The Greek prime minister, Alexis Tsipras, has been invited to Berlin during a new low in Greco-German relations, after the Greek finance minister, Yanis Varoufakis, was forced to deny “giving the finger” to Germany in a two-year-old YouTube video.
The German leader, Angela Merkel, invited Tsipras for his first visit to Berlin since he came to power in January on an anti-austerity platform that has led to clashes with Greece’s creditors, including Germany.
This is soon after Varoufakis, appearing via videolink on Günther Jauch, one of Germany’s most-watched political discussion programmes on the state TV channel ARD, was shown a video of himself criticising the Greek government for accepting the European Union’s bailout conditions.
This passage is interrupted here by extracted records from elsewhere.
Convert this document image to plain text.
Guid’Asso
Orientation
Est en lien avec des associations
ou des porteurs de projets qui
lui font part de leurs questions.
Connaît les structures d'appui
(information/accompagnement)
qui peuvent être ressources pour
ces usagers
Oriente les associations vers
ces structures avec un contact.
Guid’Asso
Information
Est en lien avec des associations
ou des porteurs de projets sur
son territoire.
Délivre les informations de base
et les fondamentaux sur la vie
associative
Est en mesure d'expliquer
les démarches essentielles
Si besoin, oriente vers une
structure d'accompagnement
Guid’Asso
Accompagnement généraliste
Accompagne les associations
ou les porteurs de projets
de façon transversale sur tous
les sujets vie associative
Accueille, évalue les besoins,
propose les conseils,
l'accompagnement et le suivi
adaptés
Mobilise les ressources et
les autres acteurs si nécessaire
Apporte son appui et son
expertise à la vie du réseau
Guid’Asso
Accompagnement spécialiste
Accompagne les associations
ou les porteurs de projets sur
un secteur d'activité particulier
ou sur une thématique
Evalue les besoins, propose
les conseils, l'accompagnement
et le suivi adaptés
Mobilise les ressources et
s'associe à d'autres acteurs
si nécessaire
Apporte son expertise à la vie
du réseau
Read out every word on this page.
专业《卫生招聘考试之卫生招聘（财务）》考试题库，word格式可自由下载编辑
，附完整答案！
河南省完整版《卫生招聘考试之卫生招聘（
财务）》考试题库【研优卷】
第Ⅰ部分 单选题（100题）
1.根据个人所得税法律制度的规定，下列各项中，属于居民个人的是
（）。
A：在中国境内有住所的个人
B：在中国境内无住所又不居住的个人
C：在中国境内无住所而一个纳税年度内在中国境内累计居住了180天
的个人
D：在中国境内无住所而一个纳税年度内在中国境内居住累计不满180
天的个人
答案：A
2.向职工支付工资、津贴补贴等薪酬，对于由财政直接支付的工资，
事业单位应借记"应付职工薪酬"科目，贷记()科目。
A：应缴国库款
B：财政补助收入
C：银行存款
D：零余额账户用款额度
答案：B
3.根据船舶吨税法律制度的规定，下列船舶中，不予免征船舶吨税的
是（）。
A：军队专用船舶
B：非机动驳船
In the video, filmed at a conference in Zagreb in May 2013, the finance minister said in English: “Greece should simply announce that it is defaulting, just like Argentina did, within the euro in January 2010, and stick the finger to Germany” – at which point he appeared to raise his middle finger – “and say, ‘Well, you can now solve this problem by yourself’.”
Jauch then asked Varoufakis, who could be seen shaking his head in the background: “The middle finger for Germany, Mr Minister? The Germans pay the most and are criticised the most for it. How does that go together?”
Varoufakis claimed the video had been doctored, and that he had “never given the finger ever”. But Alessandro Del Prete, who uploaded the six-minute video from which the clip was taken, tweeted later on Sunday to deny that the video had been altered.